Upset and distressed, she had now reached her limit of tolerance. She started to feel weak and tired. Though the good news - she was in twelfth grade and next year she would be going to college, far away from a home where now the walls too were made to understand that girls must be disparaged and stigmatized. With the good news, came a bad one. She was apprehensive of going to university that year because her anxiety issues had now paved a way towards unfriendliness and unresponsiveness. She feared that she might not be able to make friends in college at all and wondered if people would make fun of her. Well, we will see what’s in her fate. Surely, she has an unpredictable future.

Thousands of similar stories pertaining to issues like gender inequality can be entailed right here because even in the twenty-first century, girls face discrimination both at home and workplace. Although we do talk about the consequences of gender inequality like loss of productivity, work-related stress, harassment, lack of morale on today’s women, but barely do we talk about the emotional effects it has on the women.

A study suggests that the number of sex-selective abortions is still on the rise in India, indicative of the fact that women suffer discrimination a long time before they are even born. Although today we are well aware that gender inequality exists vividly in workplaces, but the fact that gender inequality takes place at our own homes still needs a voice. Even in the twenty-first century, women are still not allowed to wear skirts above their knee lengths, wear makeup, loosen their hair, receive higher education and drive vehicles, and instead are expected to reach their homes before eight at night, learn household chores, and be solely indulged in academics, let alone envisaging a career in sports.

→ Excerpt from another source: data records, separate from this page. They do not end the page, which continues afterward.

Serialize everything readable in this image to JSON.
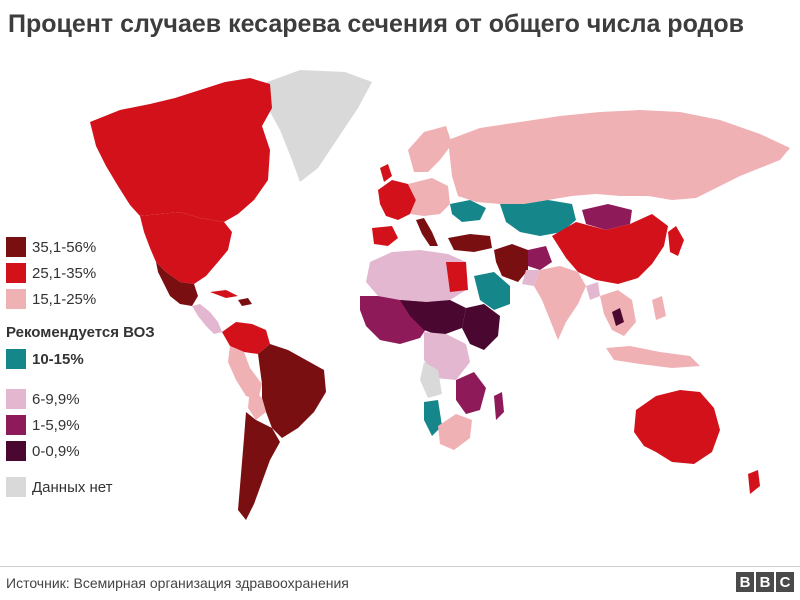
{
  "title": "Процент случаев кесарева сечения от общего числа родов",
  "source": "Источник: Всемирная организация здравоохранения",
  "logo": [
    "B",
    "B",
    "C"
  ],
  "colors": {
    "c35_56": "#7a0f12",
    "c25_35": "#d3111a",
    "c15_25": "#efb1b4",
    "who": "#15868a",
    "c6_9": "#e2b7cf",
    "c1_5": "#8f1a5a",
    "c0_09": "#4a0830",
    "nodata": "#d9d9d9"
  },
  "legend": {
    "items": [
      {
        "key": "c35_56",
        "label": "35,1-56%"
      },
      {
        "key": "c25_35",
        "label": "25,1-35%"
      },
      {
        "key": "c15_25",
        "label": "15,1-25%"
      }
    ],
    "who_heading": "Рекомендуется ВОЗ",
    "who_item": {
      "key": "who",
      "label": "10-15%"
    },
    "low_items": [
      {
        "key": "c6_9",
        "label": "6-9,9%"
      },
      {
        "key": "c1_5",
        "label": "1-5,9%"
      },
      {
        "key": "c0_09",
        "label": "0-0,9%"
      }
    ],
    "nodata_item": {
      "key": "nodata",
      "label": "Данных нет"
    }
  }
}
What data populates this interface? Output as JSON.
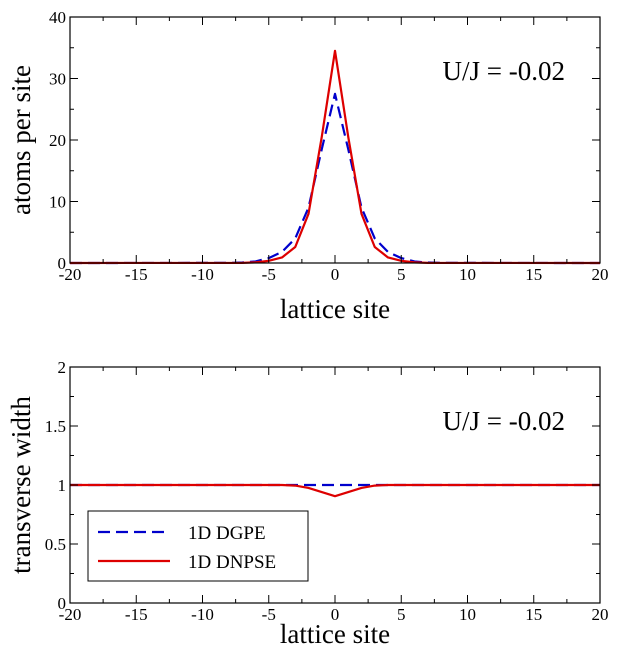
{
  "chart_data": [
    {
      "type": "line",
      "xlabel": "lattice site",
      "ylabel": "atoms per site",
      "annotation": "U/J = -0.02",
      "xlim": [
        -20,
        20
      ],
      "ylim": [
        0,
        40
      ],
      "xticks": [
        -20,
        -15,
        -10,
        -5,
        0,
        5,
        10,
        15,
        20
      ],
      "yticks": [
        0,
        10,
        20,
        30,
        40
      ],
      "x_tick_labels": [
        "-20",
        "-15",
        "-10",
        "-5",
        "0",
        "5",
        "10",
        "15",
        "20"
      ],
      "y_tick_labels": [
        "0",
        "10",
        "20",
        "30",
        "40"
      ],
      "grid": false,
      "series": [
        {
          "color": "#0000cc",
          "dash": true,
          "x": [
            -20,
            -8,
            -7,
            -6,
            -5,
            -4,
            -3,
            -2,
            -1,
            0,
            1,
            2,
            3,
            4,
            5,
            6,
            7,
            8,
            20
          ],
          "y": [
            0,
            0.02,
            0.08,
            0.25,
            0.8,
            1.8,
            4.0,
            9.0,
            18.5,
            27.5,
            18.5,
            9.0,
            4.0,
            1.8,
            0.8,
            0.25,
            0.08,
            0.02,
            0
          ]
        },
        {
          "color": "#dd0000",
          "dash": false,
          "x": [
            -20,
            -7,
            -6,
            -5,
            -4,
            -3,
            -2,
            -1,
            0,
            1,
            2,
            3,
            4,
            5,
            6,
            7,
            20
          ],
          "y": [
            0,
            0.02,
            0.1,
            0.35,
            0.9,
            2.6,
            8.0,
            20.5,
            34.5,
            20.5,
            8.0,
            2.6,
            0.9,
            0.35,
            0.1,
            0.02,
            0
          ]
        }
      ]
    },
    {
      "type": "line",
      "xlabel": "lattice site",
      "ylabel": "transverse width",
      "annotation": "U/J = -0.02",
      "xlim": [
        -20,
        20
      ],
      "ylim": [
        0,
        2
      ],
      "xticks": [
        -20,
        -15,
        -10,
        -5,
        0,
        5,
        10,
        15,
        20
      ],
      "yticks": [
        0,
        0.5,
        1,
        1.5,
        2
      ],
      "x_tick_labels": [
        "-20",
        "-15",
        "-10",
        "-5",
        "0",
        "5",
        "10",
        "15",
        "20"
      ],
      "y_tick_labels": [
        "0",
        "0.5",
        "1",
        "1.5",
        "2"
      ],
      "grid": false,
      "legend": {
        "placement": "bottom-left",
        "entries": [
          "1D DGPE",
          "1D DNPSE"
        ]
      },
      "series": [
        {
          "name": "1D DGPE",
          "color": "#0000cc",
          "dash": true,
          "x": [
            -20,
            20
          ],
          "y": [
            1.0,
            1.0
          ]
        },
        {
          "name": "1D DNPSE",
          "color": "#dd0000",
          "dash": false,
          "x": [
            -20,
            -4,
            -3,
            -2,
            -1,
            0,
            1,
            2,
            3,
            4,
            20
          ],
          "y": [
            1.0,
            1.0,
            0.995,
            0.975,
            0.94,
            0.905,
            0.94,
            0.975,
            0.995,
            1.0,
            1.0
          ]
        }
      ]
    }
  ]
}
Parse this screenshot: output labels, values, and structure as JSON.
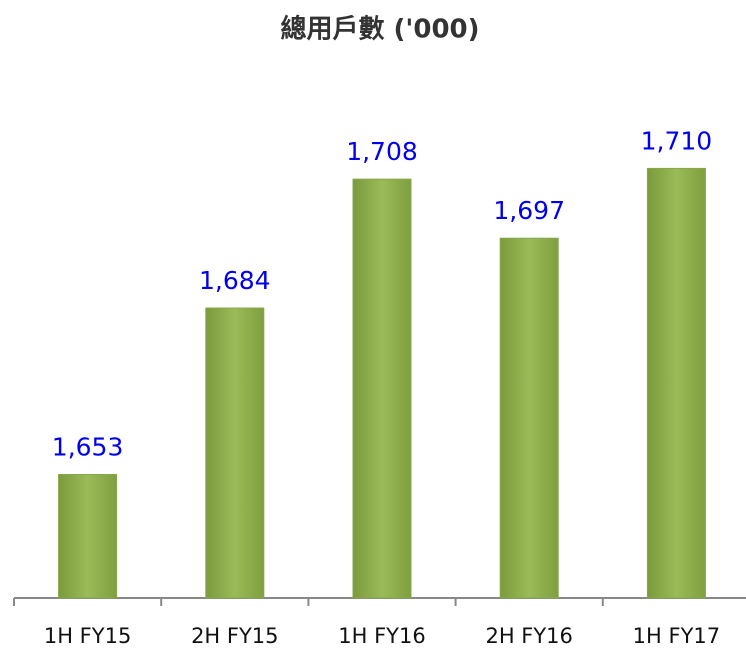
{
  "chart_data": {
    "type": "bar",
    "title": "總用戶數 ('000)",
    "categories": [
      "1H FY15",
      "2H FY15",
      "1H FY16",
      "2H FY16",
      "1H FY17"
    ],
    "values": [
      1653,
      1684,
      1708,
      1697,
      1710
    ],
    "value_labels": [
      "1,653",
      "1,684",
      "1,708",
      "1,697",
      "1,710"
    ],
    "color": "#9bbb59",
    "ylim": [
      1630,
      1730
    ]
  }
}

This isn’t just a made-up story; this is my story. People of this era now ought to change their mentality. They must understand that not only are we being deprived of our basic rights but that these instances can overburden one so much that they can become mentally exhausted. It's high time now that our society understood that girls are no less than boys, women hold the same power as men and women are capable of doing all the things that men are of.